Conceptualizing the (set theoretic) universe as a relation?

Question

The universe is the class $\mathcal{U} = \{x: x = x\} = \{x: x \text{ is a set}\}$.

Is there a way to define the universe in terms of a relation $R = \{(x,y): \psi(x,y)\}$, where $\psi(x,y)$ is some set theoretic formula in which $x$ and $y$ are the only free variables?

My question stems from having been given the following exercise:

What is $\mathcal{U}^{-1}$? Hint: recall that $R^{-1} = \{(x,y): (y,x) \in R\}$.

I am having difficulty making sense of the question itself as I am having a hard time conceptualizing the universe as a relation.

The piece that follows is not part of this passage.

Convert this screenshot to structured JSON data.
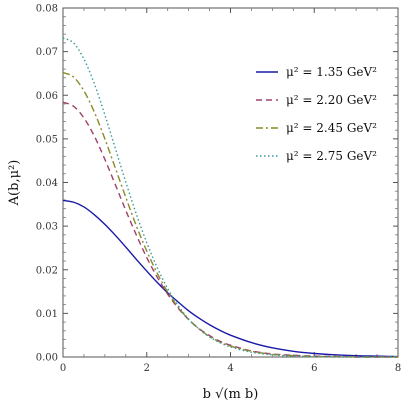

Edit: The notion of ordered pairs I am given is $(x,y) = \{\{x\},\{x,y\}\}$.

Answer 1

Assume the following definitions (as, for example, in Kelley's set theory) $$\{x\}=\{z:z\,\text{set}\implies z=x\}$$ $\{x,y\}=\{x\}\cup\{y\}$ and $(x,y)=\{\{x\},\{x,y\}\} $. Then $(x,y) $ is a set if and only if both $x $ and $y $ are sets. Consequently, we have \begin{align} \mathcal U^{-1} &=\{(y,x):(x,y)\in\mathcal U\}\\ &=\{(y,x):x,y\in\mathcal U\}\\ &=\mathcal U\times\mathcal U \end{align}

Answer 2

No, $\mathcal{U}$ is not a relation and there is not any useful way to conceptualize it as one. But the problem you are trying to solve in no way requires $\mathcal{U}$ to be a relation. Just use the definition: $$\mathcal{U}^{-1}=\{(x,y):(y,x)\in\mathcal{U}\}.$$ In other words, $\mathcal{U}^{-1}$ is the class of all ordered pairs $(x,y)$ such that $(y,x)\in\mathcal{U}$. For which $x$ and $y$ is $(y,x)\in\mathcal{U}$? If you can answer that, then you know what the elements of $\mathcal{U}^{-1}$ are.